Defunct political party in Japan

The Farmer-Labour Party (農民労働党, Nōmin-rōdō-tō) was a short-lived socialist political party in Japan. The party was the first of the proletarian parties that emerged in the country after the enactment of the Universal Manhood Suffrage Law (普通選挙法, Futsū Senkyo Hō) in 1925, which gave the vote to all males 25 years or older. The party was banned by the Japanese government just a few hours after its foundation.

== Preparations ==
The process to found such a proletarian party had been initiated by the Japan Peasant Union. It sought to gather all parts of the labour movement in the country behind one political party. The preparatory process lasted for several months. In June 1925, the Japan Peasant Union sent out invitations to form the Proletarian Party Preparatory Council. Soon, around 1,000 persons had enlisted in the Preparatory Council. On August 16, 1925, sixteen left-wing groups met, and agreed to form a unified proletarian political party which would include every labour organization with a membership exceeding 100. The Preparatory Council included the rival trade union centres Sodomei and Hyōgikai.

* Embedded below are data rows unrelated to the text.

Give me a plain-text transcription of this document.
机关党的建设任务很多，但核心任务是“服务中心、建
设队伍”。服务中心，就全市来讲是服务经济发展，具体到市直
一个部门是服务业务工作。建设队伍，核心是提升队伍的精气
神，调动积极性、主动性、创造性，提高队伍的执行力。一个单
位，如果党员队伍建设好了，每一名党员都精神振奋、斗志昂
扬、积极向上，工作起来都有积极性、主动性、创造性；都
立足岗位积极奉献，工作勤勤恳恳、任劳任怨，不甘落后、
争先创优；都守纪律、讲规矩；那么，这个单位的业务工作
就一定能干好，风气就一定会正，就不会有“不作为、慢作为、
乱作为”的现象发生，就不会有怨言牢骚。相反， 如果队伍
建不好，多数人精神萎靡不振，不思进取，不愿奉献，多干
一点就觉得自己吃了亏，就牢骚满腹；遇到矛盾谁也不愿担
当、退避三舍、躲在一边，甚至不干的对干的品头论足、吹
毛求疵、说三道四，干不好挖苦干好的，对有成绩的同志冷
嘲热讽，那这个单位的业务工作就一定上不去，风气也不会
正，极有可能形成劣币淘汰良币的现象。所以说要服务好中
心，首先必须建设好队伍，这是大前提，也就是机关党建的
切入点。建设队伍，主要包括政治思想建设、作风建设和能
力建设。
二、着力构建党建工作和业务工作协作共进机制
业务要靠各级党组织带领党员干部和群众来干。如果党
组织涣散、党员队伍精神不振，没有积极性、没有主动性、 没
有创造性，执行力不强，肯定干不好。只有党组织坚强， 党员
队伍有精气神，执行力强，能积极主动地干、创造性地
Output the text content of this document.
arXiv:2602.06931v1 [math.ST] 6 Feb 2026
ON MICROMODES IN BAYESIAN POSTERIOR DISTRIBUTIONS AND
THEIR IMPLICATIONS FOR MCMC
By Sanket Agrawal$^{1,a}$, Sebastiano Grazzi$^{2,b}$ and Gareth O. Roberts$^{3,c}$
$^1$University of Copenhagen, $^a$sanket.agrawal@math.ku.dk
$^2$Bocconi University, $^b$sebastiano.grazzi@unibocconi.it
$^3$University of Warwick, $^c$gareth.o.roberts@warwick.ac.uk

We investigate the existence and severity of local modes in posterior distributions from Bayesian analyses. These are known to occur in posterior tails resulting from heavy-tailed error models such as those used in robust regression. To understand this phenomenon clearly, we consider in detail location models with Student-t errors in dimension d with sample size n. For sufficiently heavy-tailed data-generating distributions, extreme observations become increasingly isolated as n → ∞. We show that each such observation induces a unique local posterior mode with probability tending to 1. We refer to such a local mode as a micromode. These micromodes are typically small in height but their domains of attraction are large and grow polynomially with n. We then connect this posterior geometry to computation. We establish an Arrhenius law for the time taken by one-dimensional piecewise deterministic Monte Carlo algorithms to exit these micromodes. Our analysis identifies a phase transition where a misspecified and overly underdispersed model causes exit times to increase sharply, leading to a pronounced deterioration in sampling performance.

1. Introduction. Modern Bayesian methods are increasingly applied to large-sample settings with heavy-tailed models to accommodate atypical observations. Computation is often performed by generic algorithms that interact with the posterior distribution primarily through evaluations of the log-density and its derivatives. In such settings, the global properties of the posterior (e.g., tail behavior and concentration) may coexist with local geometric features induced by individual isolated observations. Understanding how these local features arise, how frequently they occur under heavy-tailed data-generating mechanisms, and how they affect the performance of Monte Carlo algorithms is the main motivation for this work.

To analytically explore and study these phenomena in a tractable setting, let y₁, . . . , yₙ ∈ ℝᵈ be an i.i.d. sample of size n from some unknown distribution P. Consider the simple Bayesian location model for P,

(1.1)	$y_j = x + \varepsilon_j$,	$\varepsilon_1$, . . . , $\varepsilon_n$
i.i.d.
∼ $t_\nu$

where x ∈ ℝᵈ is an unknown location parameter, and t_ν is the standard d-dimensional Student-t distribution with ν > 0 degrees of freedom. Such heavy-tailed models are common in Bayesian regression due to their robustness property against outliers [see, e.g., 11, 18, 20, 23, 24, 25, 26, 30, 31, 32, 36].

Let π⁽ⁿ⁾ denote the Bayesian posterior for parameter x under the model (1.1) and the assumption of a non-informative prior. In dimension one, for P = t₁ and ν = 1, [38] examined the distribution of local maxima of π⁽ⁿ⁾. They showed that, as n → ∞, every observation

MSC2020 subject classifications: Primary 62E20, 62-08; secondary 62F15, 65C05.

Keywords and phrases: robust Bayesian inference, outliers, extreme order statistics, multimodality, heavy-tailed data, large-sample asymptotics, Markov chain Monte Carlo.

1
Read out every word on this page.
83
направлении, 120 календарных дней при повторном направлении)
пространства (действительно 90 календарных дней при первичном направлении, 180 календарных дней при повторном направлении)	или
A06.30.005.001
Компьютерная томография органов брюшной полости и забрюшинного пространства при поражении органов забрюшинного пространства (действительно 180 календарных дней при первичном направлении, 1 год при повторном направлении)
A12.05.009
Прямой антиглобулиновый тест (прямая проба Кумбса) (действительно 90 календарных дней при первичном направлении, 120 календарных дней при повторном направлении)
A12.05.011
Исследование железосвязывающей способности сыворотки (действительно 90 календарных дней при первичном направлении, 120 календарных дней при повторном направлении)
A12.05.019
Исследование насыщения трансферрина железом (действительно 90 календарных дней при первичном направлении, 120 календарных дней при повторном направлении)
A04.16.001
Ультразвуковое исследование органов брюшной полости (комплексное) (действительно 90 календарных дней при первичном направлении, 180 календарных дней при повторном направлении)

The Platform and Bylaws Research Committee of the Proletarian Party Preparatory Council held its first meeting in September 1925. At the meeting, three draft proposals for party platform were discussed. Two drafts had been authored by rightwing moderates whilst the third (presented by Sano Fumio) represented the communist line. Sano's draft, which emphasized that the party should be built on class struggle and not reformism, was adopted by the Committee. Hyōgikai also submitted their draft for party platform, which listed various political and economical demands. Sodomei protested against both the Sano and the Hyōgikai proposals. On November 29, 1925, Sodomei withdrew from the Preparatory Council, citing that the party-to-be would be in the hands of the far left. The following day Hyōgikai declared their withdrawal from the Preparatory Council.

== Founding ==
The founding conference of the party was held on December 1, 1925, at the YMCA Hall in Tokyo. Thirty-three labour organizations took part in the founding of the party. Sugiyama Motojiro was elected party chairman, and Asanuma Inejirō general secretary. In the party platform the party adopted at its founding meeting demands such as tenants' rights protection, recognition of trade unions, social insurance, and downsizing of the armed forces were included.

== Ban ==
However, just two hours after the founding meeting had concluded the leadership elected at the party conference were summoned at the Metropolitan Police Board. The Police claimed that the newly founded party had a secret communist platform in addition to the official party platform. The Farmer-Labour Party leaders were presented a writ from the Home Minister to immediately disband the party. The party was prohibited under the Section 8, Clause 2 of the Public Peace Police Act, a law that allowed the Home Minister to ban any association seen as threatening public order and safety.